Hospital administration, program directors, and attending physicians must realize their responsibility to accommodate breastfeeding residents. In doing so, the most common barriers to the continuation of breast feeding can be identified and addressed. The American Academy of Family Physicians outlines several steps beyond the minimum requirements dictated by federal law to improve the breastfeeding experience for medical trainees, including:[]

  • Installing computer workstations and a phone in every lactation room. This helps nursing resident physicians stay on top of work and study responsibilities even while pumping. The presence of a phone that’s connected to the hospital system allows residents to quickly respond to pages or other alerts.

  • Offering lactation support. Professional breastfeeding support from colleagues, including lactation consultants, can improve a facility’s culture of support for lactating residents.

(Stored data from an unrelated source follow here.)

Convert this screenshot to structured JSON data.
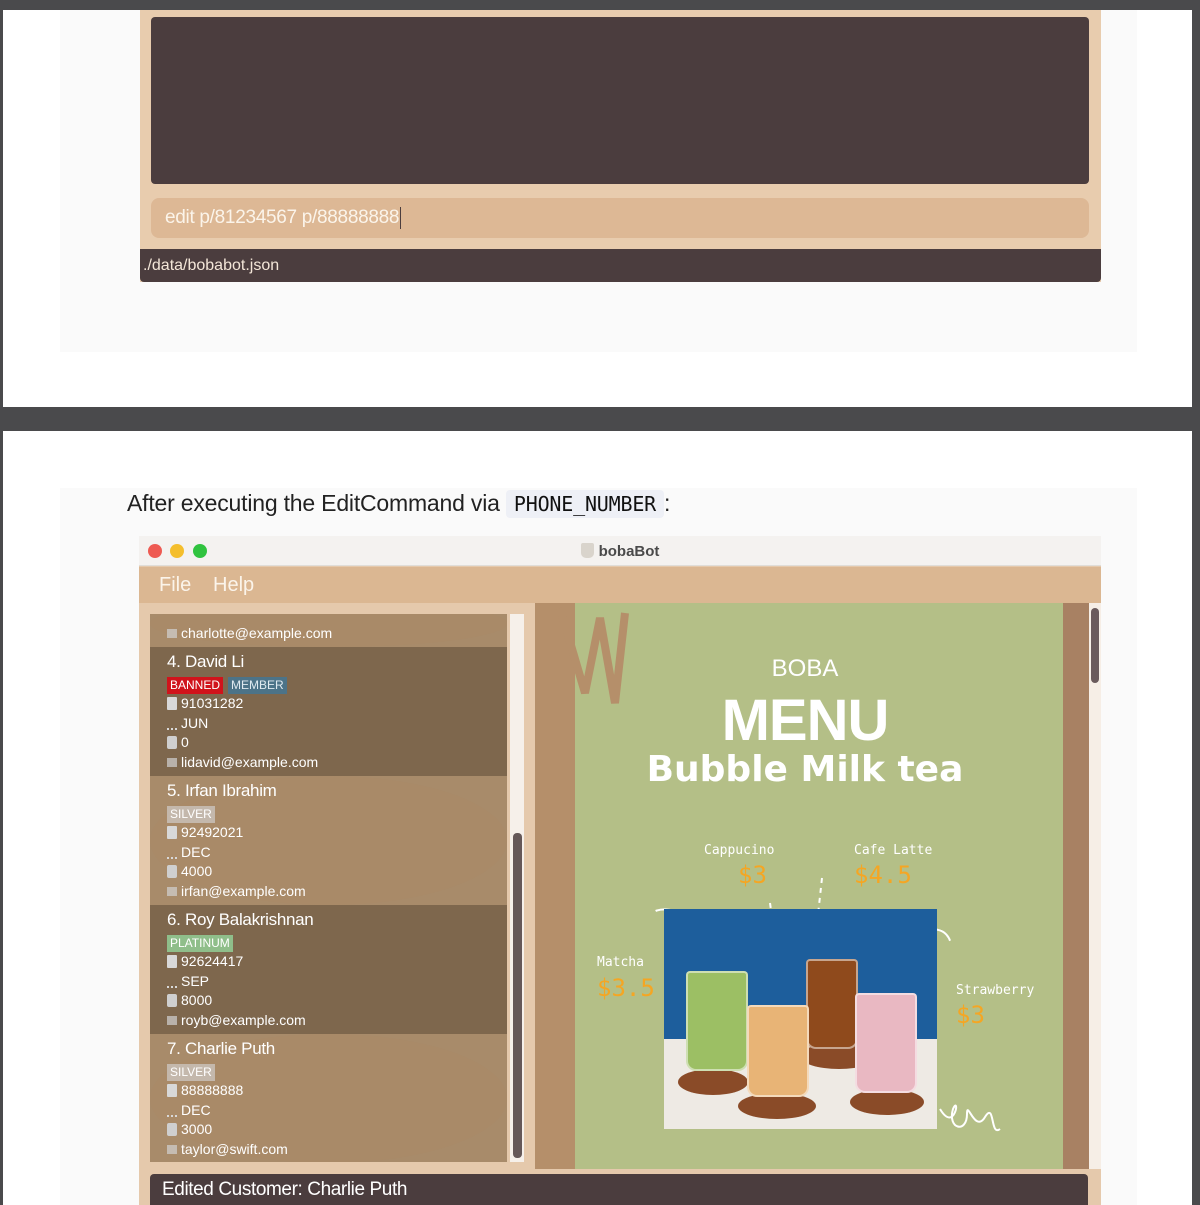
{
  "top_section": {
    "command_input": "edit p/81234567 p/88888888",
    "status_path": "./data/bobabot.json"
  },
  "heading": {
    "text": "After executing the EditCommand via",
    "code": "PHONE_NUMBER",
    "suffix": ":"
  },
  "window": {
    "title": "bobaBot",
    "menu": [
      "File",
      "Help"
    ]
  },
  "customers": [
    {
      "partial_top": true,
      "email": "charlotte@example.com"
    },
    {
      "name": "4.  David Li",
      "tags": [
        "BANNED",
        "MEMBER"
      ],
      "phone": "91031282",
      "birthday_month": "JUN",
      "reward": "0",
      "email": "lidavid@example.com"
    },
    {
      "name": "5.  Irfan Ibrahim",
      "tags": [
        "SILVER"
      ],
      "phone": "92492021",
      "birthday_month": "DEC",
      "reward": "4000",
      "email": "irfan@example.com"
    },
    {
      "name": "6.  Roy Balakrishnan",
      "tags": [
        "PLATINUM"
      ],
      "phone": "92624417",
      "birthday_month": "SEP",
      "reward": "8000",
      "email": "royb@example.com"
    },
    {
      "name": "7.  Charlie Puth",
      "tags": [
        "SILVER"
      ],
      "phone": "88888888",
      "birthday_month": "DEC",
      "reward": "3000",
      "email": "taylor@swift.com"
    }
  ],
  "menu_image": {
    "brand": "BOBA",
    "title": "MENU",
    "subtitle": "Bubble Milk tea",
    "drinks": [
      {
        "name": "Cappucino",
        "price": "$3"
      },
      {
        "name": "Cafe Latte",
        "price": "$4.5"
      },
      {
        "name": "Matcha",
        "price": "$3.5"
      },
      {
        "name": "Strawberry",
        "price": "$3"
      }
    ]
  },
  "result_message": "Edited Customer: Charlie Puth",
  "colors": {
    "panel_dark": "#4b3d3e",
    "menu_bar": "#dbb792",
    "card_dark": "#7e674d",
    "card_light": "#a98a68",
    "menu_bg": "#b4bf87",
    "price": "#f5a623",
    "tag_banned": "#d0131b",
    "tag_member": "#4c7388",
    "tag_platinum": "#8fbe8a"
  }
}
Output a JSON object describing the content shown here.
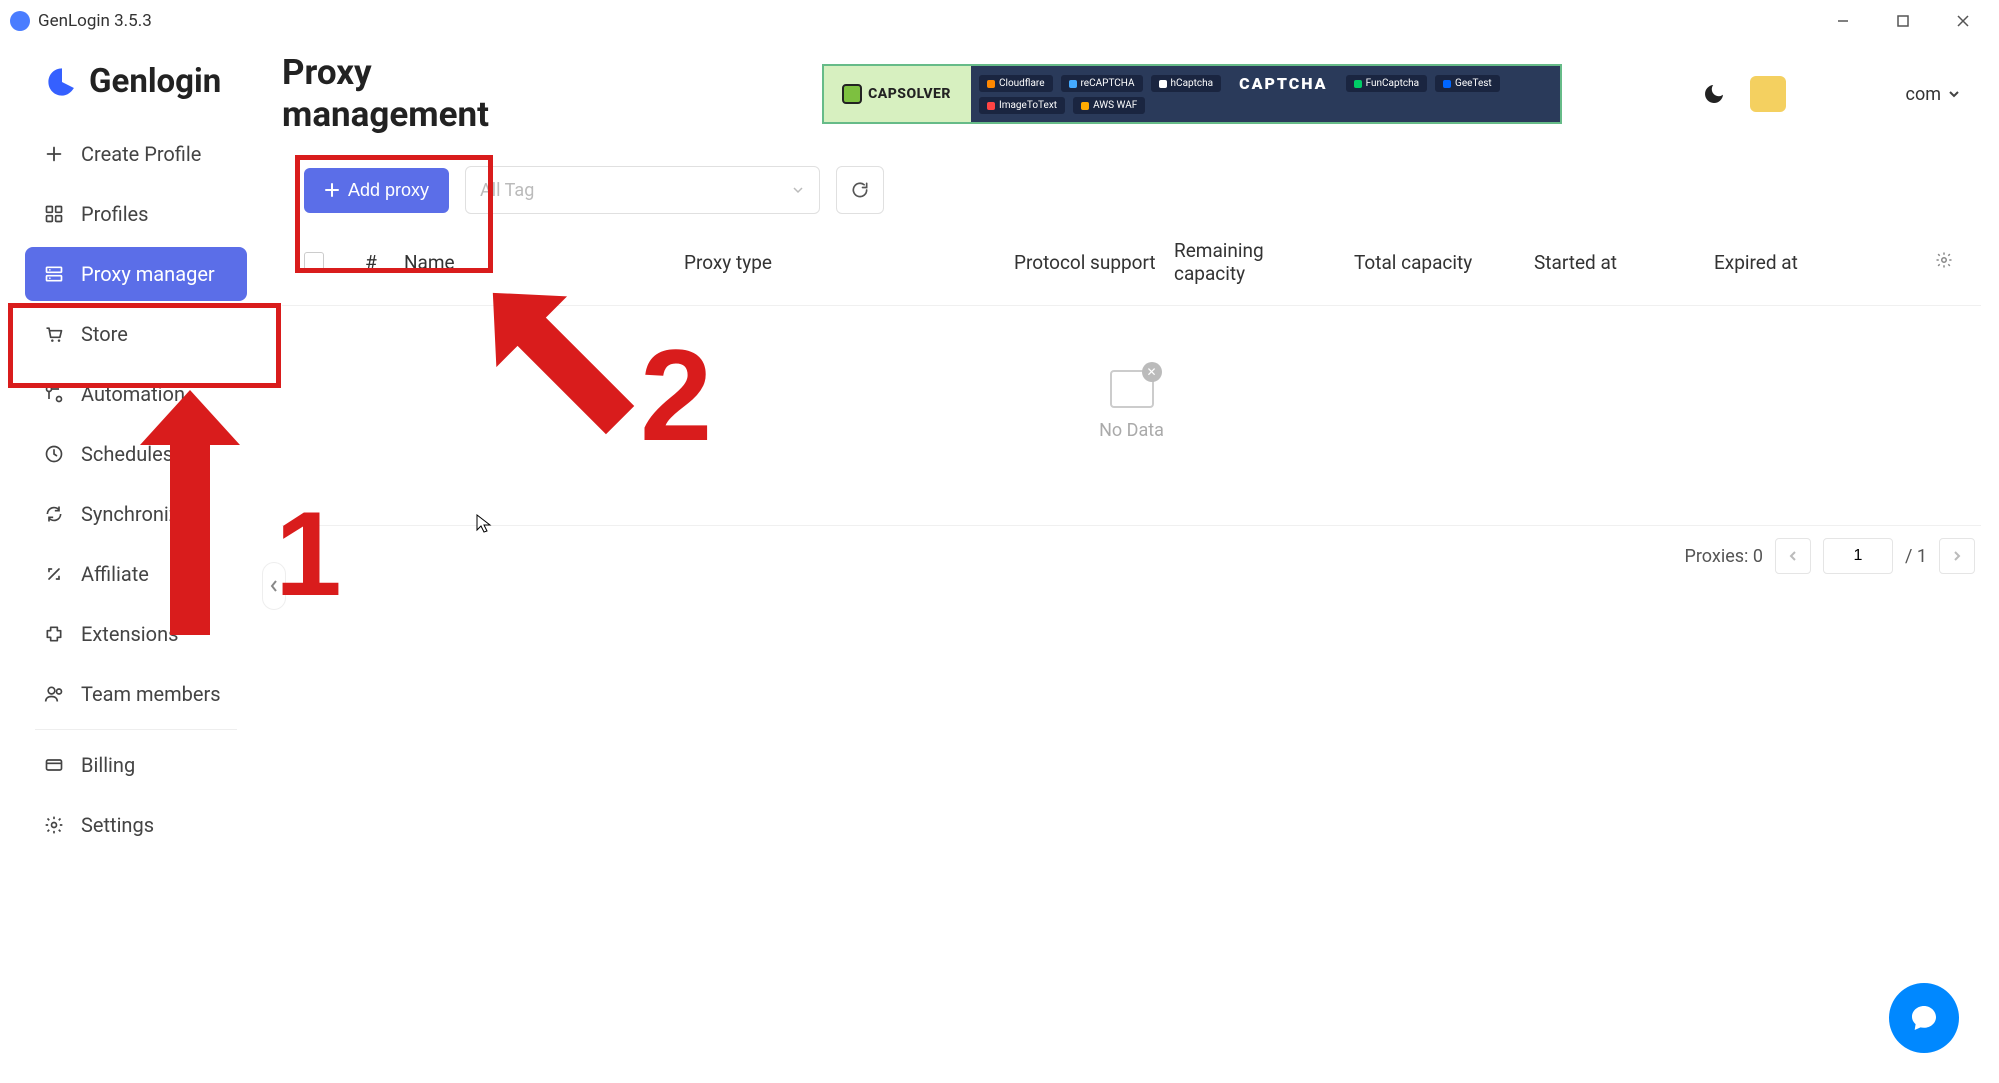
{
  "app": {
    "title": "GenLogin 3.5.3"
  },
  "logo": {
    "text": "Genlogin"
  },
  "sidebar": {
    "create": "Create Profile",
    "profiles": "Profiles",
    "proxy": "Proxy manager",
    "store": "Store",
    "automation": "Automation",
    "schedules": "Schedules",
    "synchronizer": "Synchronizer",
    "affiliate": "Affiliate",
    "extensions": "Extensions",
    "team": "Team members",
    "billing": "Billing",
    "settings": "Settings"
  },
  "page": {
    "title": "Proxy management"
  },
  "banner": {
    "brand": "CAPSOLVER",
    "center": "CAPTCHA",
    "chips": [
      "Cloudflare",
      "reCAPTCHA",
      "hCaptcha",
      "FunCaptcha",
      "GeeTest",
      "ImageToText",
      "AWS WAF"
    ]
  },
  "account": {
    "text": "com"
  },
  "toolbar": {
    "add_proxy": "Add proxy",
    "all_tag": "All Tag"
  },
  "table": {
    "cols": {
      "num": "#",
      "name": "Name",
      "proxy_type": "Proxy type",
      "protocol": "Protocol support",
      "remaining": "Remaining capacity",
      "total": "Total capacity",
      "started": "Started at",
      "expired": "Expired at"
    },
    "empty": "No Data"
  },
  "footer": {
    "proxies_label": "Proxies: 0",
    "page": "1",
    "total_pages": "/ 1"
  },
  "annotations": {
    "one": "1",
    "two": "2"
  }
}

  • Placing hospital-grade pumps in lactation rooms. These powerful pumps help minimize the time necessary to express breast milk. Also, residents don’t have to worry about bringing their own pumping equipment to work.

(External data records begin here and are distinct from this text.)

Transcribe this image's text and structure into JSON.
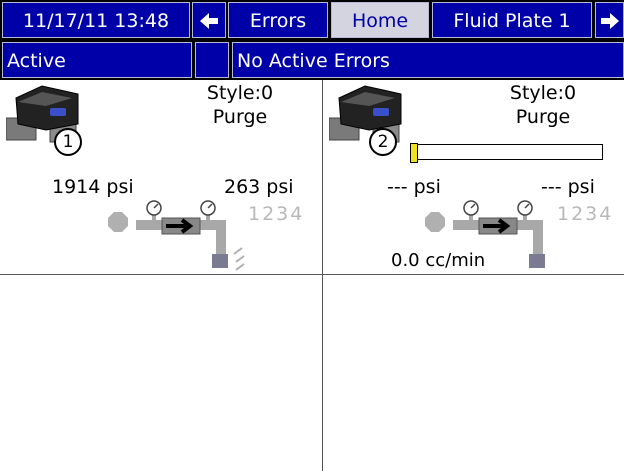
{
  "header": {
    "datetime": "11/17/11 13:48",
    "tabs": [
      {
        "label": "Errors",
        "selected": false
      },
      {
        "label": "Home",
        "selected": true
      },
      {
        "label": "Fluid Plate 1",
        "selected": false
      }
    ]
  },
  "status": {
    "state": "Active",
    "message": "No Active Errors"
  },
  "panels": [
    {
      "number": "1",
      "style": "Style:0",
      "mode": "Purge",
      "pressure_in": "1914 psi",
      "pressure_out": "263 psi",
      "steps": "1234"
    },
    {
      "number": "2",
      "style": "Style:0",
      "mode": "Purge",
      "pressure_in": "--- psi",
      "pressure_out": "--- psi",
      "steps": "1234",
      "flow": "0.0 cc/min",
      "progress": 0.0
    }
  ],
  "colors": {
    "bar_blue": "#0000a8",
    "selected_tab": "#d4d4e0",
    "progress_marker": "#f0e020"
  },
  "icons": {
    "back_arrow": "arrow-left-icon",
    "forward_arrow": "arrow-right-icon"
  }
}
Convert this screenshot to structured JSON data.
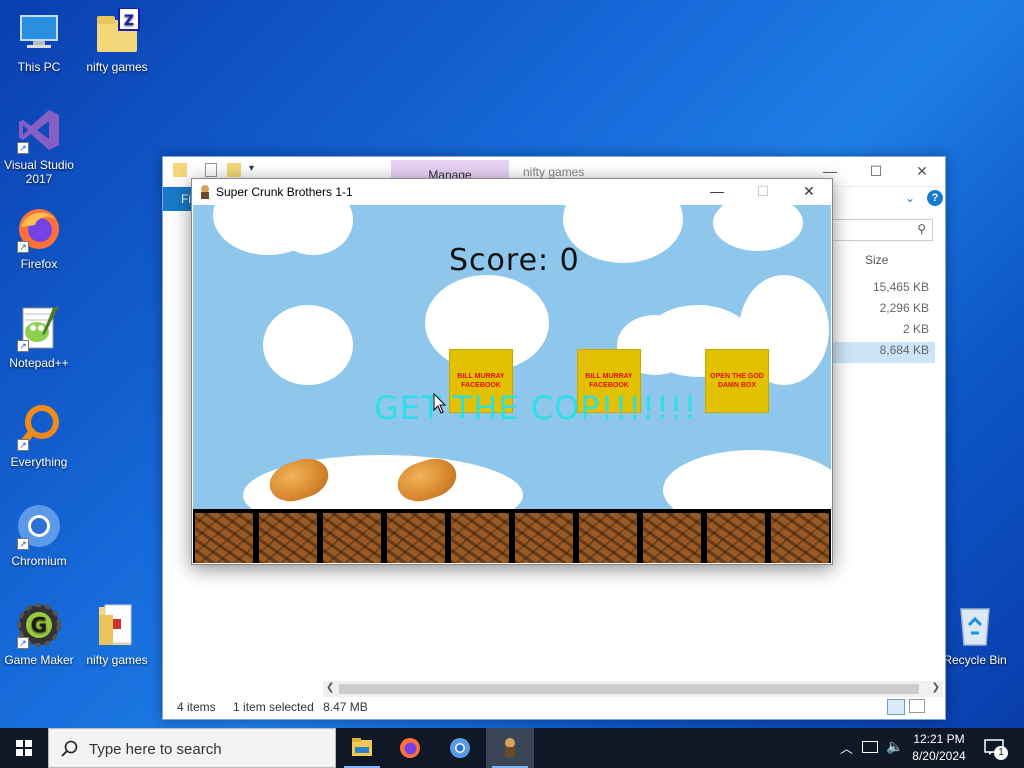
{
  "desktop": {
    "icons": [
      {
        "label": "This PC",
        "icon": "computer-icon"
      },
      {
        "label": "nifty games",
        "icon": "zip-folder-icon"
      },
      {
        "label": "Visual Studio 2017",
        "icon": "visual-studio-icon"
      },
      {
        "label": "Firefox",
        "icon": "firefox-icon"
      },
      {
        "label": "Notepad++",
        "icon": "notepadpp-icon"
      },
      {
        "label": "Everything",
        "icon": "everything-icon"
      },
      {
        "label": "Chromium",
        "icon": "chromium-icon"
      },
      {
        "label": "Game Maker",
        "icon": "game-maker-icon"
      },
      {
        "label": "nifty games",
        "icon": "folder-icon"
      },
      {
        "label": "Recycle Bin",
        "icon": "recycle-bin-icon"
      }
    ]
  },
  "explorer": {
    "manage_tab": "Manage",
    "title": "nifty games",
    "file_tab": "Fi",
    "size_header": "Size",
    "sizes": [
      "15,465 KB",
      "2,296 KB",
      "2 KB",
      "8,684 KB"
    ],
    "status": {
      "items": "4 items",
      "selected": "1 item selected",
      "size": "8.47 MB"
    }
  },
  "game": {
    "title": "Super Crunk Brothers 1-1",
    "score_text": "Score: 0",
    "boxes": [
      "BILL MURRAY FACEBOOK",
      "BILL MURRAY FACEBOOK",
      "OPEN THE GOD DAMN BOX"
    ],
    "banner": "GET THE COP!!!!!!!"
  },
  "taskbar": {
    "search_placeholder": "Type here to search",
    "time": "12:21 PM",
    "date": "8/20/2024",
    "notification_count": "1"
  },
  "colors": {
    "accent": "#1979ca",
    "box": "#e2c200",
    "box_text": "#e01010",
    "sky": "#8ec6ec",
    "banner": "#24e0ea"
  }
}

These are all good solutions to improving the breastfeeding experience, but residents should also be comfortable advocating for themselves. 

The BMC Pregnancy and Childbirth study found that many residents regretted not asking for help and not advocating for their right to breastfeed. Many also suggested that having more female leaders in the medical field could help “normalize breastfeeding” and set a new precedent for all lactating healthcare professionals.

What this means for you

Resident physicians are expected to stay on top of their studies and patient loads even while breastfeeding. Hospitals offer some accommodations for lactating residents, but research shows these are often lacking. Working together with hospital leaders while also advocating for yourself can help improve the breastfeeding experience.